Jens Soering, who was flanked by supporters and reporters after landing in Frankfurt, said it was “the best day of my life”.
“I would never have managed it without these people who supported me for years”, the 53-year-old added, following his deportation.
Since being jailed, many people have campaigned for his release, including crime author John Grisham, Hollywood star Martin Sheen – and police, who have re-examined the evidence using new forensic techniques.
Soering continued: “I have a lot of wonderful friends in America, a lot of them police officers.
“And that’s the only reason I’m here – because so many came forward and investigated this case and found out the truth and they let me go.
“After 33 years, six months and 25 days, to finally, finally be back in Germany – it’s so great”.
He was convicted of murdering the parents of his then-girlfriend, Elizabeth Haysom – a Canadian citizen – in 1985 and was sentenced to life five years later, before being granted parole last month.

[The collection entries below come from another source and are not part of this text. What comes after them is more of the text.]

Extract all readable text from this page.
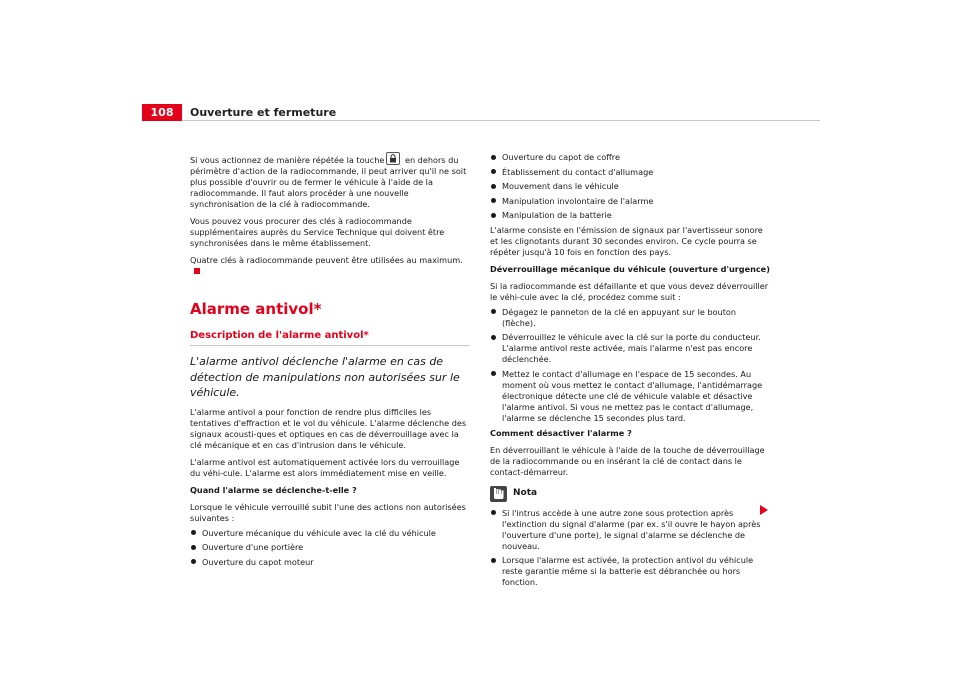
108	Ouverture et fermeture

Si vous actionnez de manière répétée la touche
en dehors du périmètre d'action de la radiocommande, il peut arriver qu'il ne soit plus possible d'ouvrir ou de fermer le véhicule à l'aide de la radiocommande. Il faut alors procéder à une nouvelle synchronisation de la clé à radiocommande.

Vous pouvez vous procurer des clés à radiocommande supplémentaires auprès du Service Technique qui doivent être synchronisées dans le même établissement.

Quatre clés à radiocommande peuvent être utilisées au maximum.

Alarme antivol*
Description de l'alarme antivol*

L'alarme antivol déclenche l'alarme en cas de détection de manipulations non autorisées sur le véhicule.

L'alarme antivol a pour fonction de rendre plus difficiles les tentatives d'effraction et le vol du véhicule. L'alarme déclenche des signaux acousti-ques et optiques en cas de déverrouillage avec la clé mécanique et en cas d'intrusion dans le véhicule.

L'alarme antivol est automatiquement activée lors du verrouillage du véhi-cule. L'alarme est alors immédiatement mise en veille.

Quand l'alarme se déclenche-t-elle ?

Lorsque le véhicule verrouillé subit l'une des actions non autorisées suivantes :

Ouverture mécanique du véhicule avec la clé du véhicule
Ouverture d'une portière
Ouverture du capot moteur
Ouverture du capot de coffre
Établissement du contact d'allumage
Mouvement dans le véhicule
Manipulation involontaire de l'alarme
Manipulation de la batterie

L'alarme consiste en l'émission de signaux par l'avertisseur sonore et les clignotants durant 30 secondes environ. Ce cycle pourra se répéter jusqu'à 10 fois en fonction des pays.

Déverrouillage mécanique du véhicule (ouverture d'urgence)

Si la radiocommande est défaillante et que vous devez déverrouiller le véhi-cule avec la clé, procédez comme suit :

Dégagez le panneton de la clé en appuyant sur le bouton (flèche).
Déverrouillez le véhicule avec la clé sur la porte du conducteur. L'alarme antivol reste activée, mais l'alarme n'est pas encore déclenchée.
Mettez le contact d'allumage en l'espace de 15 secondes. Au moment où vous mettez le contact d'allumage, l'antidémarrage électronique détecte une clé de véhicule valable et désactive l'alarme antivol. Si vous ne mettez pas le contact d'allumage, l'alarme se déclenche 15 secondes plus tard.

Comment désactiver l'alarme ?

En déverrouillant le véhicule à l'aide de la touche de déverrouillage de la radiocommande ou en insérant la clé de contact dans le contact-démarreur.

Nota
Si l'intrus accède à une autre zone sous protection après l'extinction du signal d'alarme (par ex. s'il ouvre le hayon après l'ouverture d'une porte), le signal d'alarme se déclenche de nouveau.
Lorsque l'alarme est activée, la protection antivol du véhicule reste garantie même si la batterie est débranchée ou hors fonction.
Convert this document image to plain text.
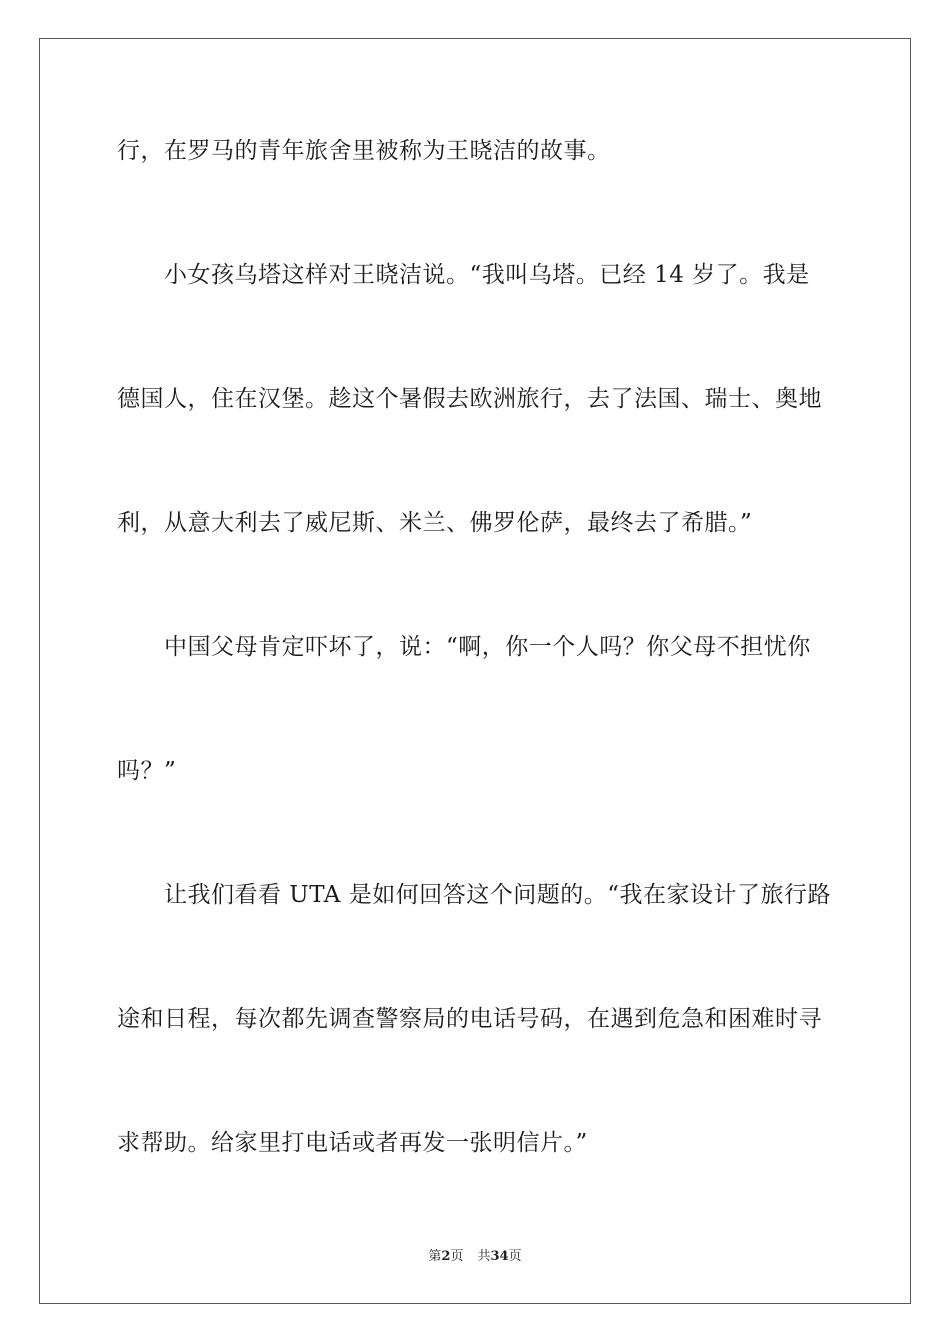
行，在罗马的青年旅舍里被称为王晓洁的故事。
小女孩乌塔这样对王晓洁说。“我叫乌塔。已经 14 岁了。我是
德国人，住在汉堡。趁这个暑假去欧洲旅行，去了法国、瑞士、奥地
利，从意大利去了威尼斯、米兰、佛罗伦萨，最终去了希腊。”
中国父母肯定吓坏了，说：“啊，你一个人吗？你父母不担忧你
吗？”
让我们看看 UTA 是如何回答这个问题的。“我在家设计了旅行路
途和日程，每次都先调查警察局的电话号码，在遇到危急和困难时寻
求帮助。给家里打电话或者再发一张明信片。”
第2页 共34页
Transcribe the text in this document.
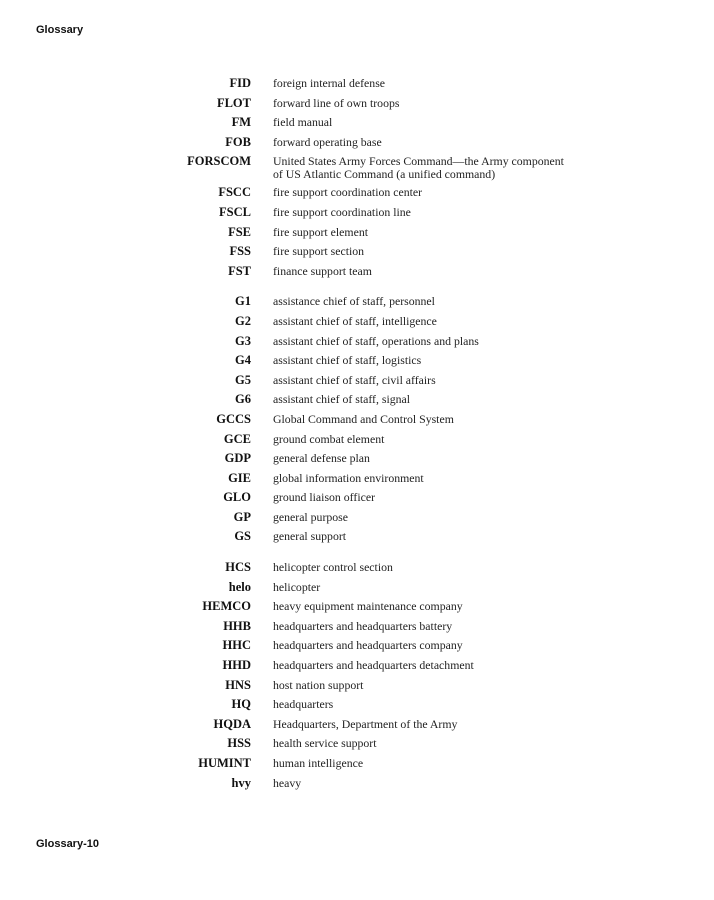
Glossary
FID foreign internal defense
FLOT forward line of own troops
FM field manual
FOB forward operating base
FORSCOM United States Army Forces Command—the Army component of US Atlantic Command (a unified command)
FSCC fire support coordination center
FSCL fire support coordination line
FSE fire support element
FSS fire support section
FST finance support team
G1 assistance chief of staff, personnel
G2 assistant chief of staff, intelligence
G3 assistant chief of staff, operations and plans
G4 assistant chief of staff, logistics
G5 assistant chief of staff, civil affairs
G6 assistant chief of staff, signal
GCCS Global Command and Control System
GCE ground combat element
GDP general defense plan
GIE global information environment
GLO ground liaison officer
GP general purpose
GS general support
HCS helicopter control section
helo helicopter
HEMCO heavy equipment maintenance company
HHB headquarters and headquarters battery
HHC headquarters and headquarters company
HHD headquarters and headquarters detachment
HNS host nation support
HQ headquarters
HQDA Headquarters, Department of the Army
HSS health service support
HUMINT human intelligence
hvy heavy
Glossary-10
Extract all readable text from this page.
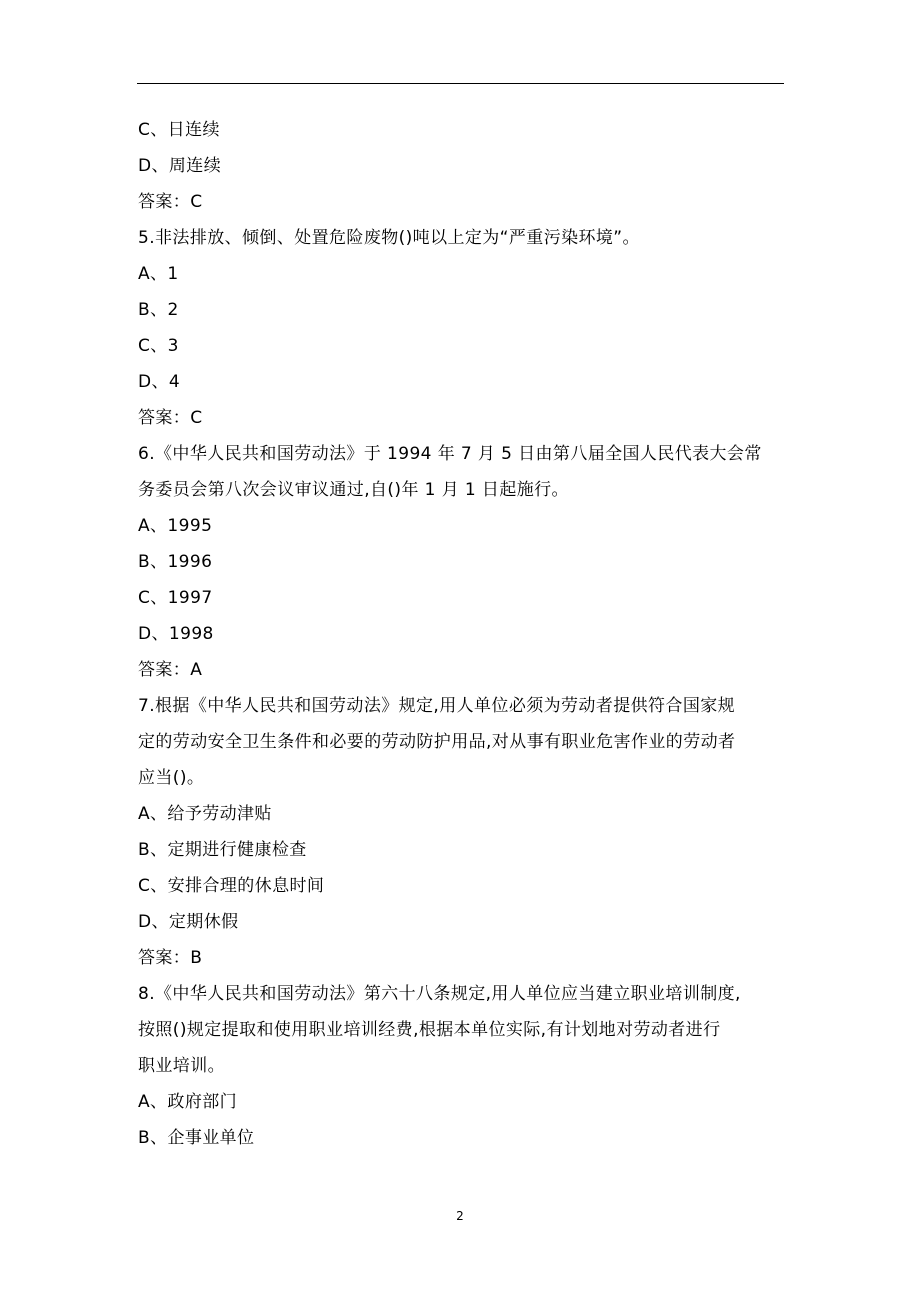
C、日连续
D、周连续
答案：C
5.非法排放、倾倒、处置危险废物()吨以上定为“严重污染环境”。
A、1
B、2
C、3
D、4
答案：C
6.《中华人民共和国劳动法》于 1994 年 7 月 5 日由第八届全国人民代表大会常
务委员会第八次会议审议通过,自()年 1 月 1 日起施行。
A、1995
B、1996
C、1997
D、1998
答案：A
7.根据《中华人民共和国劳动法》规定,用人单位必须为劳动者提供符合国家规
定的劳动安全卫生条件和必要的劳动防护用品,对从事有职业危害作业的劳动者
应当()。
A、给予劳动津贴
B、定期进行健康检查
C、安排合理的休息时间
D、定期休假
答案：B
8.《中华人民共和国劳动法》第六十八条规定,用人单位应当建立职业培训制度,
按照()规定提取和使用职业培训经费,根据本单位实际,有计划地对劳动者进行
职业培训。
A、政府部门
B、企事业单位
2
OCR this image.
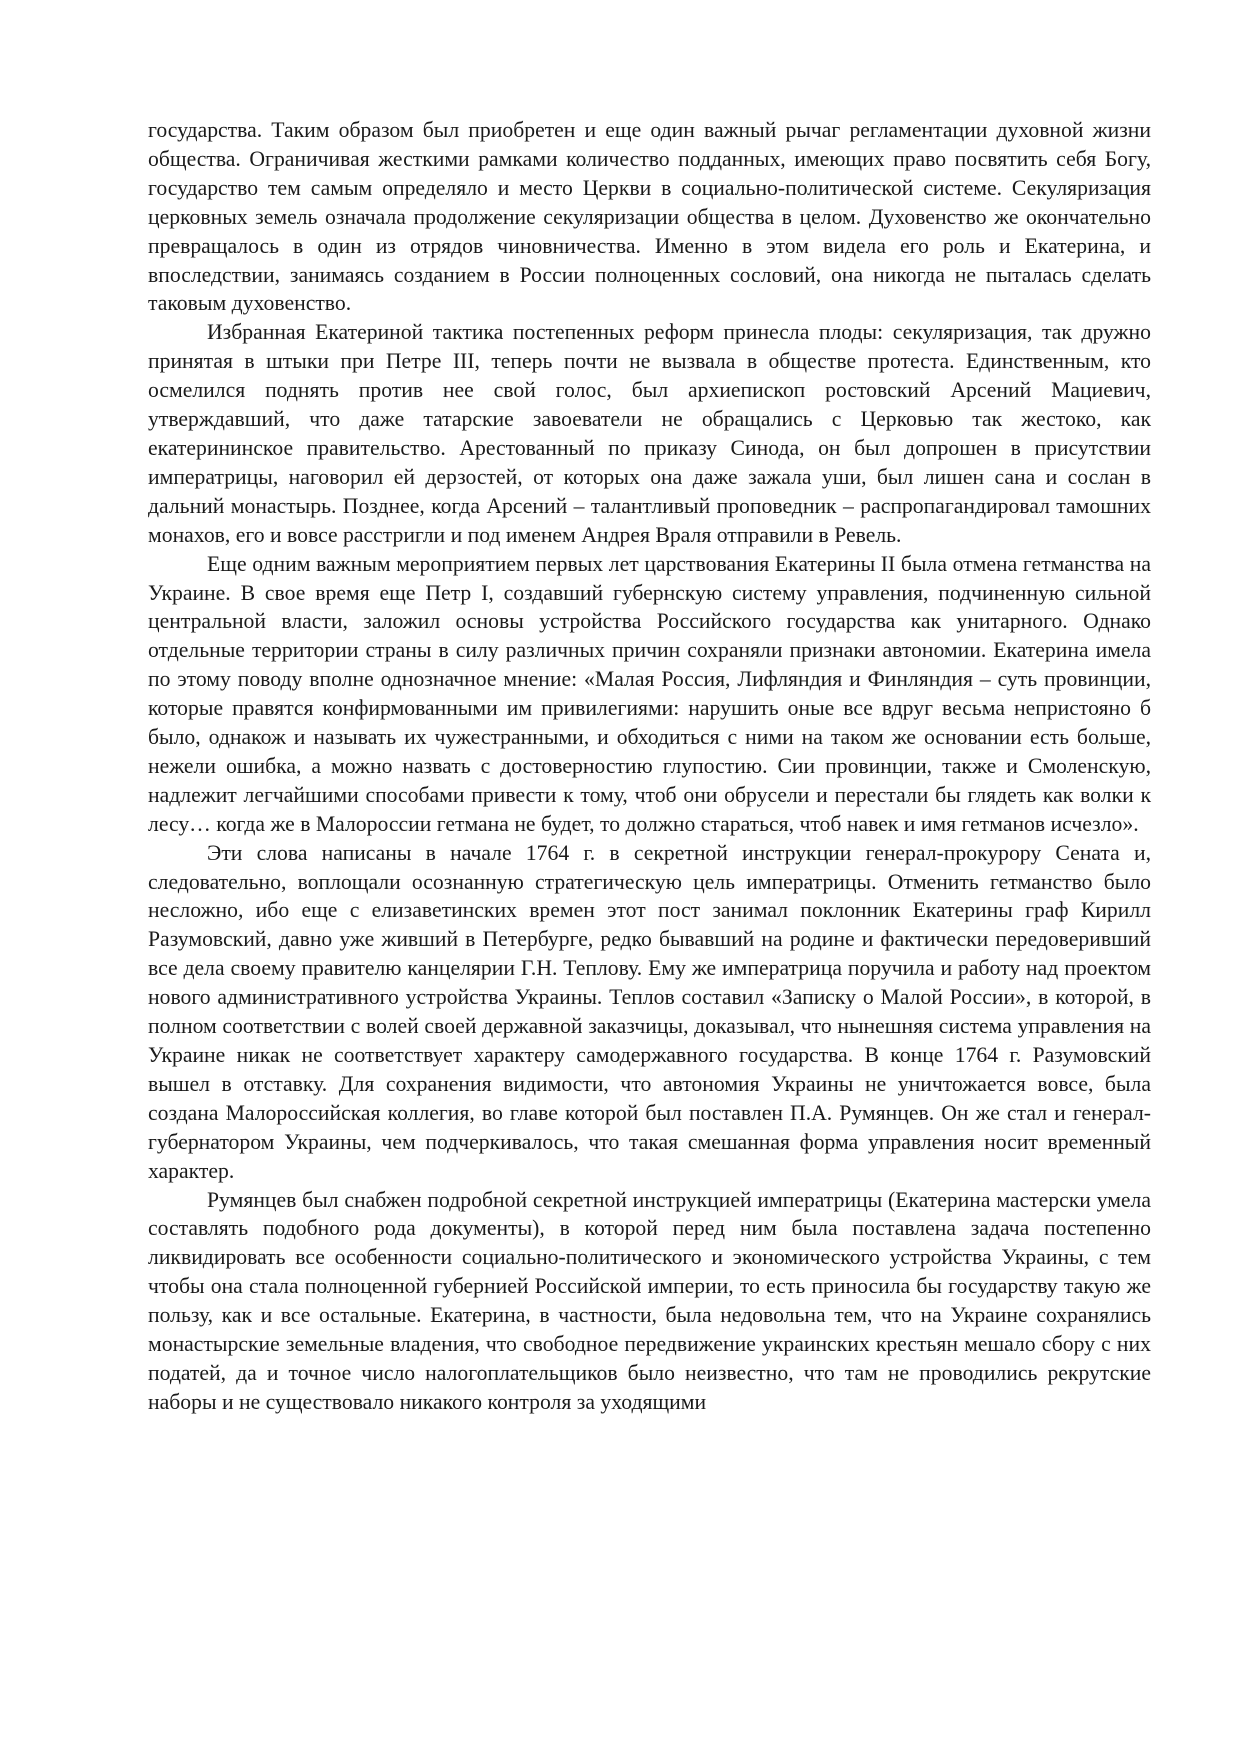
государства. Таким образом был приобретен и еще один важный рычаг регламентации духовной жизни общества. Ограничивая жесткими рамками количество подданных, имеющих право посвятить себя Богу, государство тем самым определяло и место Церкви в социально-политической системе. Секуляризация церковных земель означала продолжение секуляризации общества в целом. Духовенство же окончательно превращалось в один из отрядов чиновничества. Именно в этом видела его роль и Екатерина, и впоследствии, занимаясь созданием в России полноценных сословий, она никогда не пыталась сделать таковым духовенство.

Избранная Екатериной тактика постепенных реформ принесла плоды: секуляризация, так дружно принятая в штыки при Петре III, теперь почти не вызвала в обществе протеста. Единственным, кто осмелился поднять против нее свой голос, был архиепископ ростовский Арсений Мациевич, утверждавший, что даже татарские завоеватели не обращались с Церковью так жестоко, как екатерининское правительство. Арестованный по приказу Синода, он был допрошен в присутствии императрицы, наговорил ей дерзостей, от которых она даже зажала уши, был лишен сана и сослан в дальний монастырь. Позднее, когда Арсений – талантливый проповедник – распропагандировал тамошних монахов, его и вовсе расстригли и под именем Андрея Враля отправили в Ревель.

Еще одним важным мероприятием первых лет царствования Екатерины II была отмена гетманства на Украине. В свое время еще Петр I, создавший губернскую систему управления, подчиненную сильной центральной власти, заложил основы устройства Российского государства как унитарного. Однако отдельные территории страны в силу различных причин сохраняли признаки автономии. Екатерина имела по этому поводу вполне однозначное мнение: «Малая Россия, Лифляндия и Финляндия – суть провинции, которые правятся конфирмованными им привилегиями: нарушить оные все вдруг весьма непристояно б было, однакож и называть их чужестранными, и обходиться с ними на таком же основании есть больше, нежели ошибка, а можно назвать с достоверностию глупостию. Сии провинции, также и Смоленскую, надлежит легчайшими способами привести к тому, чтоб они обрусели и перестали бы глядеть как волки к лесу… когда же в Малороссии гетмана не будет, то должно стараться, чтоб навек и имя гетманов исчезло».

Эти слова написаны в начале 1764 г. в секретной инструкции генерал-прокурору Сената и, следовательно, воплощали осознанную стратегическую цель императрицы. Отменить гетманство было несложно, ибо еще с елизаветинских времен этот пост занимал поклонник Екатерины граф Кирилл Разумовский, давно уже живший в Петербурге, редко бывавший на родине и фактически передоверивший все дела своему правителю канцелярии Г.Н. Теплову. Ему же императрица поручила и работу над проектом нового административного устройства Украины. Теплов составил «Записку о Малой России», в которой, в полном соответствии с волей своей державной заказчицы, доказывал, что нынешняя система управления на Украине никак не соответствует характеру самодержавного государства. В конце 1764 г. Разумовский вышел в отставку. Для сохранения видимости, что автономия Украины не уничтожается вовсе, была создана Малороссийская коллегия, во главе которой был поставлен П.А. Румянцев. Он же стал и генерал-губернатором Украины, чем подчеркивалось, что такая смешанная форма управления носит временный характер.

Румянцев был снабжен подробной секретной инструкцией императрицы (Екатерина мастерски умела составлять подобного рода документы), в которой перед ним была поставлена задача постепенно ликвидировать все особенности социально-политического и экономического устройства Украины, с тем чтобы она стала полноценной губернией Российской империи, то есть приносила бы государству такую же пользу, как и все остальные. Екатерина, в частности, была недовольна тем, что на Украине сохранялись монастырские земельные владения, что свободное передвижение украинских крестьян мешало сбору с них податей, да и точное число налогоплательщиков было неизвестно, что там не проводились рекрутские наборы и не существовало никакого контроля за уходящими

Nancy and Derek Haysom’s throats were slashed and they were stabbed nearly 50 times on the outskirts of Lynchburg, Virginia – with the crime attracting national media attention in America.
Their daughter Elizabeth Haysom was serving a 90-year sentence as an accessory, but was also granted parole last month and ordered to be deported after her release.
The pair met when they were students at the University of Virginia – and fled before they became the main suspects.
They were eventually arrested in London – and while Haysom did not fight her extradition, Soering did – and he was only sent back to the US after a four-year legal battle.
During his 1990 trial – one of the first to be televised live – Haysom testified against him, telling the court she manipulated him into committing the murders because her parents wanted to end their daughter’s relationship with him.
To this day, he has maintained that Haysom was to blame and that she had only told him about what happened after their deaths.
Mr Soering – who was serving a life sentence in Virginia – had 14 previous parole attempts rejected.
He had also petitioned for a pardon many times – and in his applications, he and his lawyers said DNA evidence, unavailable at the time of his conviction, pointed to his innocence.
The DNA analyses showed that some of the Type O blood found at the scene did not belong to him – nor could it have belonged to Haysom, who has Type B blood.
Soering has suggested in many interviews that Haysom must have got others to help in the killings.
He initially confessed to the murders, but later said he only did so because he thought his father’s status as a diplomat would provide him immunity in the US.
He also believed that he would serve a short juvenile sentence in Germany while sparing Haysom the possibility of the electric chair.
Among those meeting him at the airport was Peter Beyer, a member of Chancellor Angela Merkel’s party and the government’s coordinator for trans-Atlantic relations.
Soering’s mother died while he was in prison – and he has said he is now estranged from his father.
He did not reveal where he planned to live in Germany and did not take questions at the airport.
He asked reporters to respect his privacy for the next few weeks while he tries to settle back into society.